Seit dem 1.1.2003 gibt es für Krankenhäuser die budgetneutrale Option, nach G-DRG
abzurechnen. Ab dem 1.1.2004 ist dieses Vergütungssystem für alle Krankenhäuser verpflichtend.
Handlungsbedarf
Handlungsbedarf
Um wirtschaftlich zu überleben, müssen Behandlungen im Krankenhaus kostendeckend sein.
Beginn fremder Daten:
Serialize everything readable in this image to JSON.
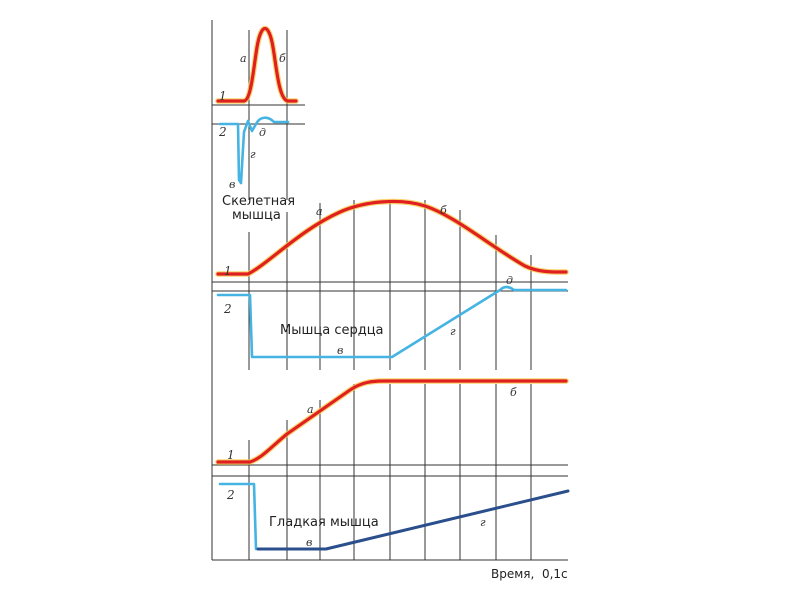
{
  "panels": {
    "skeletal": {
      "caption_line1": "Скелетная",
      "caption_line2": "мышца",
      "labels": {
        "a": "а",
        "b": "б",
        "v": "в",
        "g": "г",
        "d": "д"
      },
      "curve1_num": "1",
      "curve2_num": "2"
    },
    "heart": {
      "caption": "Мышца сердца",
      "labels": {
        "a": "а",
        "b": "б",
        "v": "в",
        "g": "г",
        "d": "д"
      },
      "curve1_num": "1",
      "curve2_num": "2"
    },
    "smooth": {
      "caption": "Гладкая мышца",
      "labels": {
        "a": "а",
        "b": "б",
        "v": "в",
        "g": "г"
      },
      "curve1_num": "1",
      "curve2_num": "2"
    }
  },
  "axis": {
    "x_label": "Время,  0,1с"
  },
  "colors": {
    "curve1": "#e02020",
    "curve2": "#45b4e3",
    "curve2_smooth": "#2a4f8c"
  }
}
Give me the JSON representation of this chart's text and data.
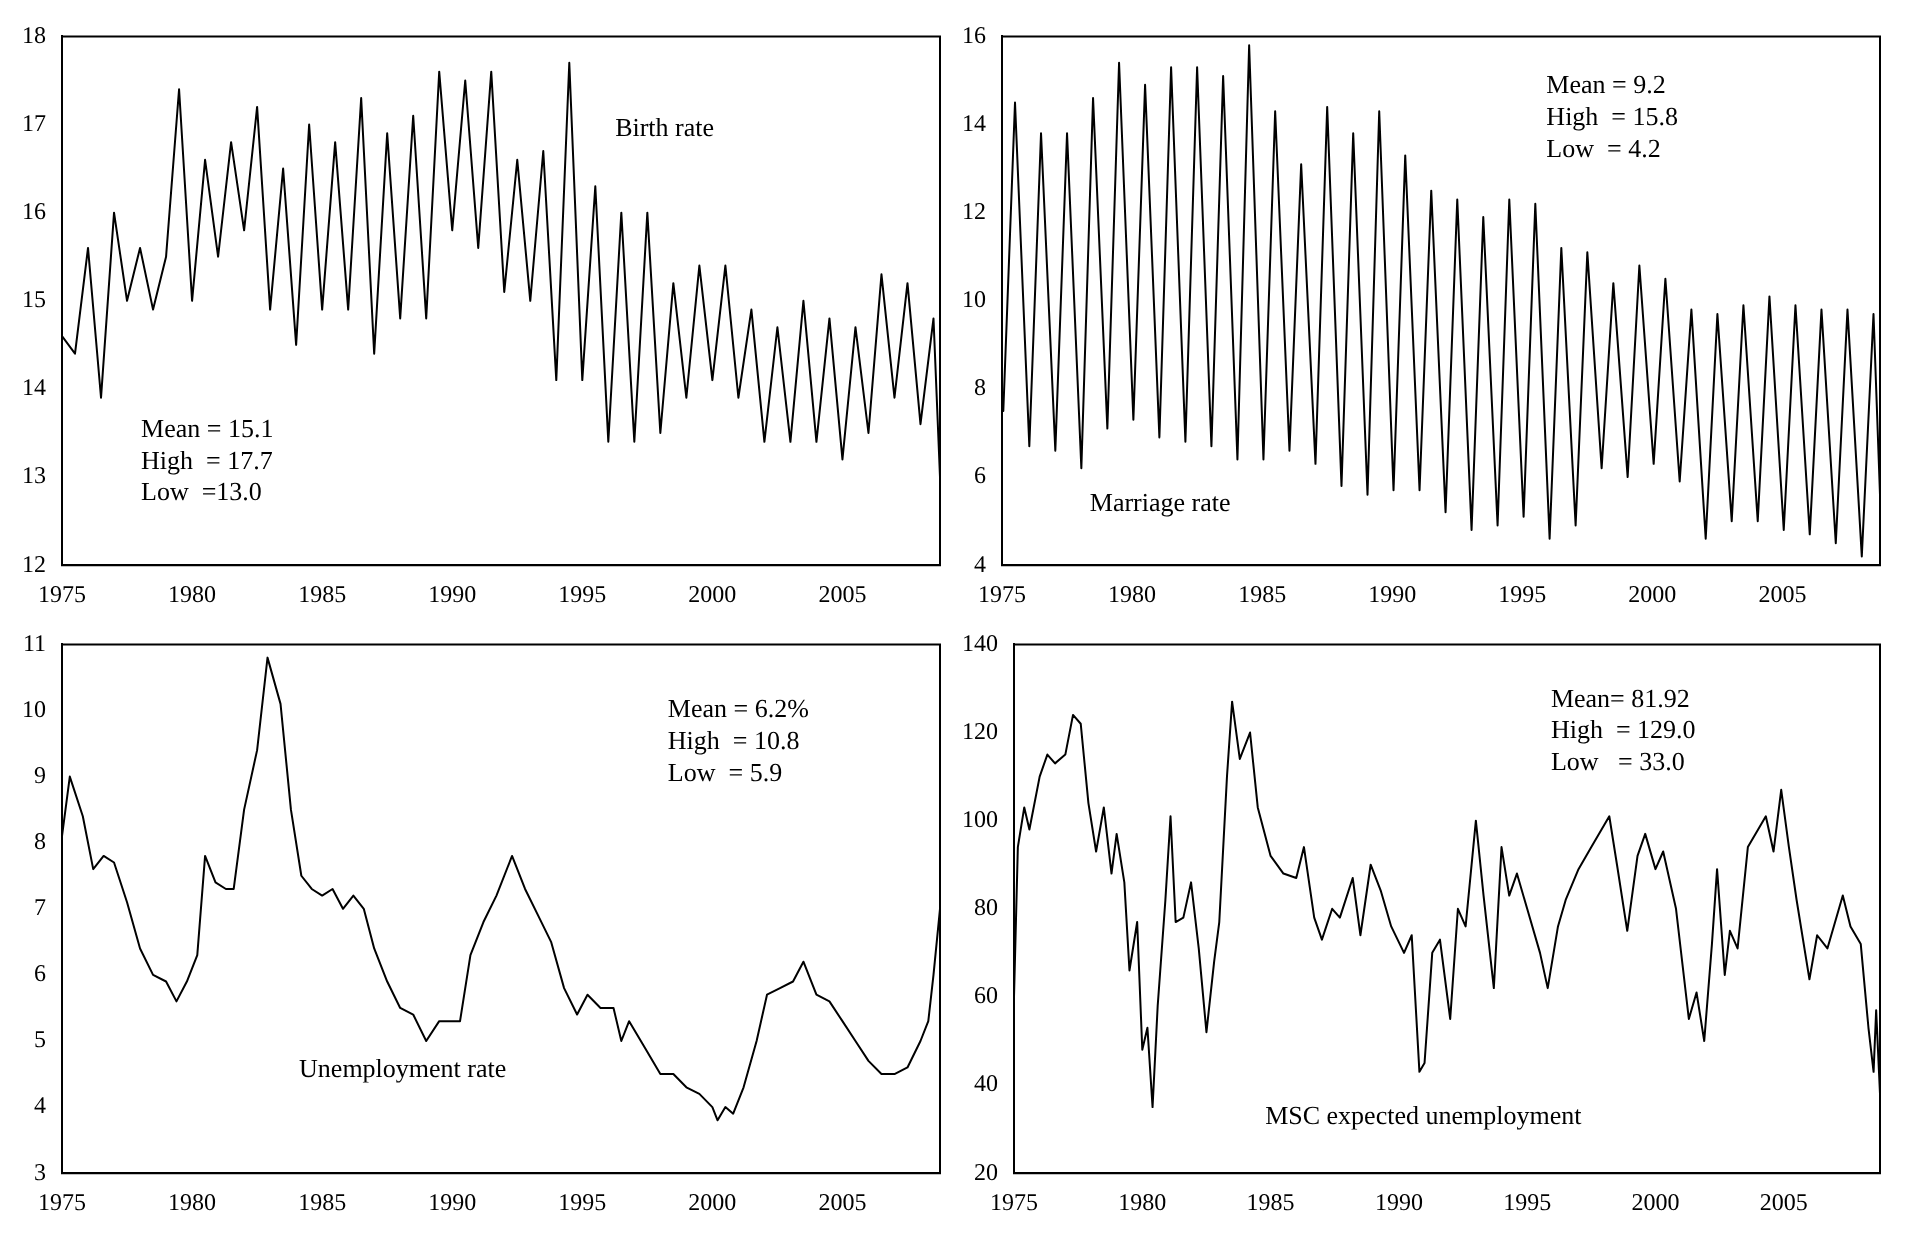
{
  "chart_data": [
    {
      "type": "line",
      "marker": "none",
      "annotations": [
        "Birth rate",
        "Mean = 15.1",
        "High  = 17.7",
        "Low  =13.0"
      ],
      "xlim": [
        1975,
        2008.75
      ],
      "xticks": [
        1975,
        1980,
        1985,
        1990,
        1995,
        2000,
        2005
      ],
      "ylim": [
        12,
        18
      ],
      "yticks": [
        12,
        13,
        14,
        15,
        16,
        17,
        18
      ],
      "series": [
        {
          "color": "#000000",
          "x": [
            1975,
            1975.5,
            1976,
            1976.5,
            1977,
            1977.5,
            1978,
            1978.5,
            1979,
            1979.5,
            1980,
            1980.5,
            1981,
            1981.5,
            1982,
            1982.5,
            1983,
            1983.5,
            1984,
            1984.5,
            1985,
            1985.5,
            1986,
            1986.5,
            1987,
            1987.5,
            1988,
            1988.5,
            1989,
            1989.5,
            1990,
            1990.5,
            1991,
            1991.5,
            1992,
            1992.5,
            1993,
            1993.5,
            1994,
            1994.5,
            1995,
            1995.5,
            1996,
            1996.5,
            1997,
            1997.5,
            1998,
            1998.5,
            1999,
            1999.5,
            2000,
            2000.5,
            2001,
            2001.5,
            2002,
            2002.5,
            2003,
            2003.5,
            2004,
            2004.5,
            2005,
            2005.5,
            2006,
            2006.5,
            2007,
            2007.5,
            2008,
            2008.5,
            2008.75
          ],
          "values": [
            14.6,
            14.4,
            15.6,
            13.9,
            16.0,
            15.0,
            15.6,
            14.9,
            15.5,
            17.4,
            15.0,
            16.6,
            15.5,
            16.8,
            15.8,
            17.2,
            14.9,
            16.5,
            14.5,
            17.0,
            14.9,
            16.8,
            14.9,
            17.3,
            14.4,
            16.9,
            14.8,
            17.1,
            14.8,
            17.6,
            15.8,
            17.5,
            15.6,
            17.6,
            15.1,
            16.6,
            15.0,
            16.7,
            14.1,
            17.7,
            14.1,
            16.3,
            13.4,
            16.0,
            13.4,
            16.0,
            13.5,
            15.2,
            13.9,
            15.4,
            14.1,
            15.4,
            13.9,
            14.9,
            13.4,
            14.7,
            13.4,
            15.0,
            13.4,
            14.8,
            13.2,
            14.7,
            13.5,
            15.3,
            13.9,
            15.2,
            13.6,
            14.8,
            13.0
          ]
        }
      ]
    },
    {
      "type": "line",
      "marker": "none",
      "annotations": [
        "Marriage rate",
        "Mean = 9.2",
        "High  = 15.8",
        "Low  = 4.2"
      ],
      "xlim": [
        1975,
        2008.75
      ],
      "xticks": [
        1975,
        1980,
        1985,
        1990,
        1995,
        2000,
        2005
      ],
      "ylim": [
        4,
        16
      ],
      "yticks": [
        4,
        6,
        8,
        10,
        12,
        14,
        16
      ],
      "series": [
        {
          "color": "#000000",
          "x": [
            1975.05,
            1975.5,
            1976.05,
            1976.5,
            1977.05,
            1977.5,
            1978.05,
            1978.5,
            1979.05,
            1979.5,
            1980.05,
            1980.5,
            1981.05,
            1981.5,
            1982.05,
            1982.5,
            1983.05,
            1983.5,
            1984.05,
            1984.5,
            1985.05,
            1985.5,
            1986.05,
            1986.5,
            1987.05,
            1987.5,
            1988.05,
            1988.5,
            1989.05,
            1989.5,
            1990.05,
            1990.5,
            1991.05,
            1991.5,
            1992.05,
            1992.5,
            1993.05,
            1993.5,
            1994.05,
            1994.5,
            1995.05,
            1995.5,
            1996.05,
            1996.5,
            1997.05,
            1997.5,
            1998.05,
            1998.5,
            1999.05,
            1999.5,
            2000.05,
            2000.5,
            2001.05,
            2001.5,
            2002.05,
            2002.5,
            2003.05,
            2003.5,
            2004.05,
            2004.5,
            2005.05,
            2005.5,
            2006.05,
            2006.5,
            2007.05,
            2007.5,
            2008.05,
            2008.5,
            2008.75
          ],
          "values": [
            7.5,
            14.5,
            6.7,
            13.8,
            6.6,
            13.8,
            6.2,
            14.6,
            7.1,
            15.4,
            7.3,
            14.9,
            6.9,
            15.3,
            6.8,
            15.3,
            6.7,
            15.1,
            6.4,
            15.8,
            6.4,
            14.3,
            6.6,
            13.1,
            6.3,
            14.4,
            5.8,
            13.8,
            5.6,
            14.3,
            5.7,
            13.3,
            5.7,
            12.5,
            5.2,
            12.3,
            4.8,
            11.9,
            4.9,
            12.3,
            5.1,
            12.2,
            4.6,
            11.2,
            4.9,
            11.1,
            6.2,
            10.4,
            6.0,
            10.8,
            6.3,
            10.5,
            5.9,
            9.8,
            4.6,
            9.7,
            5.0,
            9.9,
            5.0,
            10.1,
            4.8,
            9.9,
            4.7,
            9.8,
            4.5,
            9.8,
            4.2,
            9.7,
            5.6
          ]
        }
      ]
    },
    {
      "type": "line",
      "marker": "none",
      "annotations": [
        "Unemployment rate",
        "Mean = 6.2%",
        "High  = 10.8",
        "Low  = 5.9"
      ],
      "xlim": [
        1975,
        2008.75
      ],
      "xticks": [
        1975,
        1980,
        1985,
        1990,
        1995,
        2000,
        2005
      ],
      "ylim": [
        3,
        11
      ],
      "yticks": [
        3,
        4,
        5,
        6,
        7,
        8,
        9,
        10,
        11
      ],
      "series": [
        {
          "color": "#000000",
          "x": [
            1975,
            1975.3,
            1975.8,
            1976.2,
            1976.6,
            1977,
            1977.5,
            1978,
            1978.5,
            1979,
            1979.4,
            1979.8,
            1980.2,
            1980.5,
            1980.9,
            1981.3,
            1981.6,
            1982,
            1982.5,
            1982.9,
            1983.4,
            1983.8,
            1984.2,
            1984.6,
            1985,
            1985.4,
            1985.8,
            1986.2,
            1986.6,
            1987,
            1987.5,
            1988,
            1988.5,
            1989,
            1989.5,
            1990,
            1990.3,
            1990.7,
            1991.2,
            1991.7,
            1992.3,
            1992.8,
            1993.3,
            1993.8,
            1994.3,
            1994.8,
            1995.2,
            1995.7,
            1996.2,
            1996.5,
            1996.8,
            1997.4,
            1998,
            1998.5,
            1999,
            1999.5,
            2000,
            2000.2,
            2000.5,
            2000.8,
            2001.2,
            2001.7,
            2002.1,
            2002.6,
            2003.1,
            2003.5,
            2004,
            2004.5,
            2005,
            2005.5,
            2006,
            2006.5,
            2007,
            2007.5,
            2008,
            2008.3,
            2008.5,
            2008.75
          ],
          "values": [
            8.1,
            9.0,
            8.4,
            7.6,
            7.8,
            7.7,
            7.1,
            6.4,
            6.0,
            5.9,
            5.6,
            5.9,
            6.3,
            7.8,
            7.4,
            7.3,
            7.3,
            8.5,
            9.4,
            10.8,
            10.1,
            8.5,
            7.5,
            7.3,
            7.2,
            7.3,
            7.0,
            7.2,
            7.0,
            6.4,
            5.9,
            5.5,
            5.4,
            5.0,
            5.3,
            5.3,
            5.3,
            6.3,
            6.8,
            7.2,
            7.8,
            7.3,
            6.9,
            6.5,
            5.8,
            5.4,
            5.7,
            5.5,
            5.5,
            5.0,
            5.3,
            4.9,
            4.5,
            4.5,
            4.3,
            4.2,
            4.0,
            3.8,
            4.0,
            3.9,
            4.3,
            5.0,
            5.7,
            5.8,
            5.9,
            6.2,
            5.7,
            5.6,
            5.3,
            5.0,
            4.7,
            4.5,
            4.5,
            4.6,
            5.0,
            5.3,
            6.0,
            7.0
          ]
        }
      ]
    },
    {
      "type": "line",
      "marker": "none",
      "annotations": [
        "MSC expected unemployment",
        "Mean= 81.92",
        "High  = 129.0",
        "Low   = 33.0"
      ],
      "xlim": [
        1975,
        2008.75
      ],
      "xticks": [
        1975,
        1980,
        1985,
        1990,
        1995,
        2000,
        2005
      ],
      "ylim": [
        20,
        140
      ],
      "yticks": [
        20,
        40,
        60,
        80,
        100,
        120,
        140
      ],
      "series": [
        {
          "color": "#000000",
          "x": [
            1975,
            1975.15,
            1975.4,
            1975.6,
            1976,
            1976.3,
            1976.6,
            1977,
            1977.3,
            1977.6,
            1977.9,
            1978.2,
            1978.5,
            1978.8,
            1979,
            1979.3,
            1979.5,
            1979.8,
            1980,
            1980.2,
            1980.4,
            1980.6,
            1980.9,
            1981.1,
            1981.3,
            1981.6,
            1981.9,
            1982.2,
            1982.5,
            1982.8,
            1983,
            1983.3,
            1983.5,
            1983.8,
            1984.2,
            1984.5,
            1985,
            1985.5,
            1986,
            1986.3,
            1986.7,
            1987,
            1987.4,
            1987.7,
            1988.2,
            1988.5,
            1988.9,
            1989.3,
            1989.7,
            1990.2,
            1990.5,
            1990.8,
            1991,
            1991.3,
            1991.6,
            1992,
            1992.3,
            1992.6,
            1993,
            1993.3,
            1993.7,
            1994,
            1994.3,
            1994.6,
            1995,
            1995.5,
            1995.8,
            1996.2,
            1996.5,
            1997,
            1997.5,
            1998.2,
            1998.5,
            1998.9,
            1999.3,
            1999.6,
            2000,
            2000.3,
            2000.8,
            2001.3,
            2001.6,
            2001.9,
            2002.2,
            2002.4,
            2002.7,
            2002.9,
            2003.2,
            2003.6,
            2004,
            2004.3,
            2004.6,
            2004.9,
            2005.2,
            2005.5,
            2006,
            2006.3,
            2006.7,
            2007,
            2007.3,
            2007.6,
            2008,
            2008.3,
            2008.5,
            2008.6,
            2008.75
          ],
          "values": [
            60,
            94,
            103,
            98,
            110,
            115,
            113,
            115,
            124,
            122,
            104,
            93,
            103,
            88,
            97,
            86,
            66,
            77,
            48,
            53,
            35,
            58,
            82,
            101,
            77,
            78,
            86,
            71,
            52,
            68,
            77,
            110,
            127,
            114,
            120,
            103,
            92,
            88,
            87,
            94,
            78,
            73,
            80,
            78,
            87,
            74,
            90,
            84,
            76,
            70,
            74,
            43,
            45,
            70,
            73,
            55,
            80,
            76,
            100,
            83,
            62,
            94,
            83,
            88,
            80,
            70,
            62,
            76,
            82,
            89,
            94,
            101,
            90,
            75,
            92,
            97,
            89,
            93,
            80,
            55,
            61,
            50,
            72,
            89,
            65,
            75,
            71,
            94,
            98,
            101,
            93,
            107,
            94,
            82,
            64,
            74,
            71,
            77,
            83,
            76,
            72,
            53,
            43,
            57,
            38
          ]
        }
      ]
    }
  ]
}
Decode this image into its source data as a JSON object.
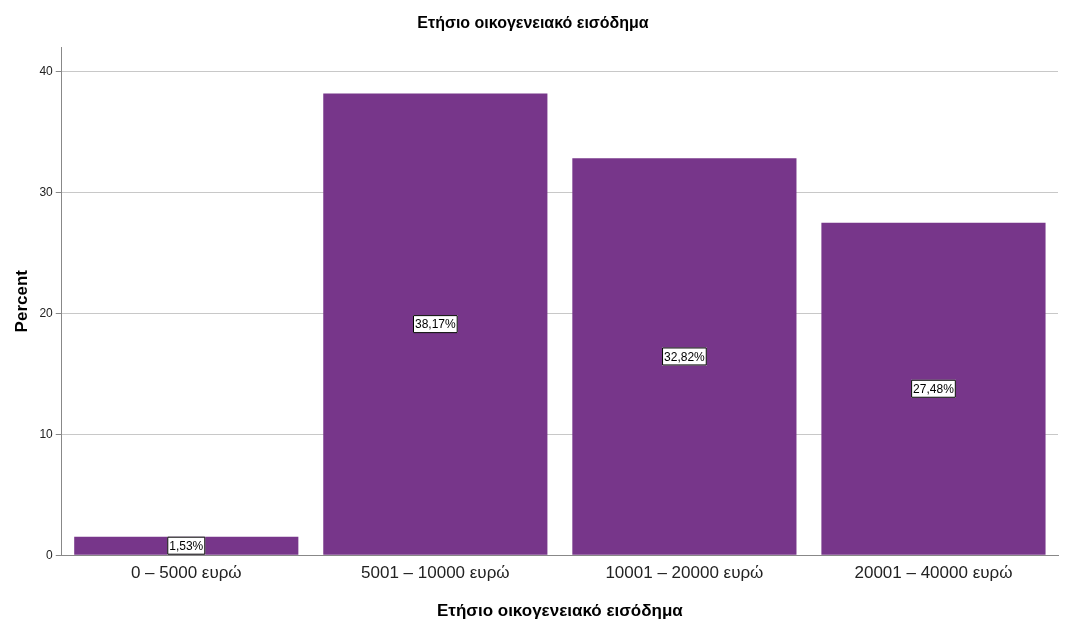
{
  "chart_data": {
    "type": "bar",
    "title": "Ετήσιο οικογενειακό εισόδημα",
    "xlabel": "Ετήσιο οικογενειακό εισόδημα",
    "ylabel": "Percent",
    "categories": [
      "0 – 5000 ευρώ",
      "5001 – 10000 ευρώ",
      "10001 – 20000 ευρώ",
      "20001 – 40000 ευρώ"
    ],
    "values": [
      1.53,
      38.17,
      32.82,
      27.48
    ],
    "value_labels": [
      "1,53%",
      "38,17%",
      "32,82%",
      "27,48%"
    ],
    "color": "#77368a",
    "ylim": [
      0,
      42
    ],
    "yticks": [
      0,
      10,
      20,
      30,
      40
    ],
    "grid": "y",
    "legend": false
  }
}
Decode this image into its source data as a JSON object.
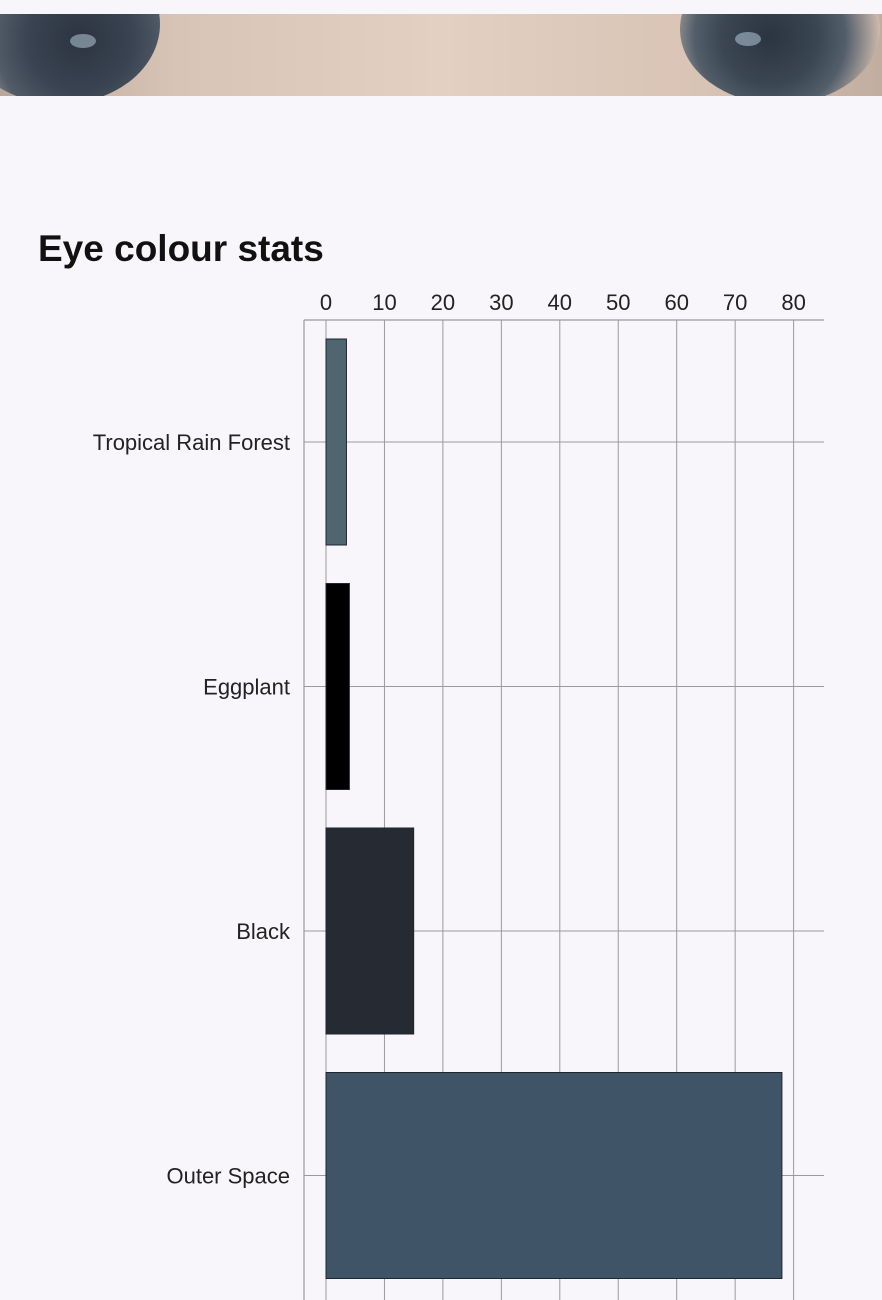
{
  "page": {
    "title": "Eye colour stats"
  },
  "chart_data": {
    "type": "bar",
    "orientation": "horizontal",
    "title": "Eye colour stats",
    "xlabel": "",
    "ylabel": "",
    "categories": [
      "Tropical Rain Forest",
      "Eggplant",
      "Black",
      "Outer Space"
    ],
    "values": [
      3.5,
      4,
      15,
      78
    ],
    "colors": [
      "#4f6570",
      "#000000",
      "#262a33",
      "#3f5466"
    ],
    "xlim": [
      0,
      85
    ],
    "xticks": [
      "0",
      "10",
      "20",
      "30",
      "40",
      "50",
      "60",
      "70",
      "80"
    ],
    "grid": true,
    "axis_position": "top"
  }
}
Für die Kliniken stellt sich daher die dringende Frage, ob diese Kostendeckung unter
einem pauschalierten Entgeltsystem zukünftig zu erreichen und damit profitabel zu
wirtschaften ist. Aufgrund dieser Gegebenheiten entschieden wir uns zu einer Prozesskostenanalyse
mit dem Ziel: Transparenz sämtlicher Leistungen und Kosten des stationären Behandlungsprozesses
von Patienten [Abb. 1].
Strategie
Strategie
Eine Möglichkeit, die gegenwärtigen Behandlungskosten für uns zu ermitteln, war, die
derzeitigen Behandlungsabläufe und deren Kostenerfassung zu analysieren und darzustellen.
Bei dieser Analyse entschieden wir uns dafür, die Behandlungsabläufe als Prozesskette
darzustellen. Durch diese Strategie wurde einerseits ein Instrument zur Fallkostenanalyse
entwickelt und andererseits gleichzeitig die Grundlage zur Entwicklung klinischer
Leitpfade (Clinical Pathways) und deren Anpassung an neue medizinische oder ökonomische
Anforderungen geschaffen.
Zur EDV-gestützten Erfassung und Darstellung der Behandlungsprozesse haben wir die
Software Sycat® der Firma Dr. Binner Consulting & Software (Hannover) eingesetzt.
Die Methodik
Die Methodik
Für die geplante modulare Struktur der Fallkostenanalyse bedienten wir uns der klassischen
Abläufe klinischer Behandlung. Wir definierten so die 4 folgenden Module
Die Besonderheit unserer Prozesskostenanalyse liegt in diesem modularen Aufbau. Diese
4 Module sind durch weitere Untergliederungen in verschiedenen Teil- und Untermodulen
bis auf jede einzelne Maßnahme innerhalb eines Behandlungsverlaufes hin darstellbar.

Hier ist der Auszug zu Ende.